One document matched: draft-hoffman-utf8-rfcs-01.txt

Differences from draft-hoffman-utf8-rfcs-00.txt





Network Working Group                                         P. Hoffman
Internet-Draft                                            VPN Consortium
Expires: June 4, 2006                                   December 1, 2005


                   Using non-ASCII Characters in RFCs
                     draft-hoffman-utf8-rfcs-01.txt

Status of this Memo

   By submitting this Internet-Draft, each author represents that any
   applicable patent or other IPR claims of which he or she is aware
   have been or will be disclosed, and any of which he or she becomes
   aware will be disclosed, in accordance with Section 6 of BCP 79.

   Internet-Drafts are working documents of the Internet Engineering
   Task Force (IETF), its areas, and its working groups.  Note that
   other groups may also distribute working documents as Internet-
   Drafts.

   Internet-Drafts are draft documents valid for a maximum of six months
   and may be updated, replaced, or obsoleted by other documents at any
   time.  It is inappropriate to use Internet-Drafts as reference
   material or to cite them other than as "work in progress."

   The list of current Internet-Drafts can be accessed at
   http://www.ietf.org/ietf/1id-abstracts.txt.

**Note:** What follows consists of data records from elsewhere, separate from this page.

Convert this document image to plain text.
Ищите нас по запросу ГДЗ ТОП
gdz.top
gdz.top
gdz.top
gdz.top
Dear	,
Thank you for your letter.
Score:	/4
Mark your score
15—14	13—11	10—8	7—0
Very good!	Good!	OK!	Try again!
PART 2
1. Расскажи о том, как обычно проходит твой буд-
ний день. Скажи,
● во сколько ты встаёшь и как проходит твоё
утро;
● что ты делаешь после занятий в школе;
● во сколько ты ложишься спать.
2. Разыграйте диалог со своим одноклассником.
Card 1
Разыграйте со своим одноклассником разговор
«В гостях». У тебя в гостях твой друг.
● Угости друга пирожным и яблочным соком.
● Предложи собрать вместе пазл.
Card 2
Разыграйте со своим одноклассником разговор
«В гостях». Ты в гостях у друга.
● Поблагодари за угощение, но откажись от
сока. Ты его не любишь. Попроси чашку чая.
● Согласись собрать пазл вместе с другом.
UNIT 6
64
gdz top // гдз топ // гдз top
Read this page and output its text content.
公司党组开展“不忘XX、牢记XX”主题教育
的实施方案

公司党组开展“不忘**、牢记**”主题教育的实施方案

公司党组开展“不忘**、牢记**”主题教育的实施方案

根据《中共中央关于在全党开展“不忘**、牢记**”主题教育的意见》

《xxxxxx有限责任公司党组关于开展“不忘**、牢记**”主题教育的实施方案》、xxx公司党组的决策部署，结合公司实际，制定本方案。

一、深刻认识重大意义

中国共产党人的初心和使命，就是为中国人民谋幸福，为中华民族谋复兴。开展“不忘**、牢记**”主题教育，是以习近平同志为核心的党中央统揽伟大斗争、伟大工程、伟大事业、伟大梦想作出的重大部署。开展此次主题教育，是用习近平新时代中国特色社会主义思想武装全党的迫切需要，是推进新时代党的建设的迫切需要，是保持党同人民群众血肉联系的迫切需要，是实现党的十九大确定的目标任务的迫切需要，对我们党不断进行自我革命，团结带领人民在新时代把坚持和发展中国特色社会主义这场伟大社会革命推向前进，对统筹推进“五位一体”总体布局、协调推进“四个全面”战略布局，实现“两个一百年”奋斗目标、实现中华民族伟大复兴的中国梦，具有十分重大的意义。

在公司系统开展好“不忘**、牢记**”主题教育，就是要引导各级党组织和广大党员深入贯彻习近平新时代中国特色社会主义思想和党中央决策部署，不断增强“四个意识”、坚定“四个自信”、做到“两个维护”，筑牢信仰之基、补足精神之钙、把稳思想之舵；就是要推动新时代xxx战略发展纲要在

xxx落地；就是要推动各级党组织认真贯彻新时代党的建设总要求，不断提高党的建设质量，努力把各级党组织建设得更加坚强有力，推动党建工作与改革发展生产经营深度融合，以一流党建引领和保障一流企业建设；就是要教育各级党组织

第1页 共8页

   The list of Internet-Draft Shadow Directories can be accessed at
   http://www.ietf.org/shadow.html.

   This Internet-Draft will expire on June 4, 2006.

Copyright Notice

   Copyright (C) The Internet Society (2005).

Abstract

   This document specifies a change to the IETF process in which RFCs
   are allowed to have non-ASCII characters.  The proposed change is to
   change the encoding of RFCs to UTF-8.


1.  Introduction

   The purpose of this document is to specify one possible way for the
   IETF to use non-ASCII characters in RFCs.  It does not advocate that



Hoffman                   Expires June 4, 2006                  [Page 1]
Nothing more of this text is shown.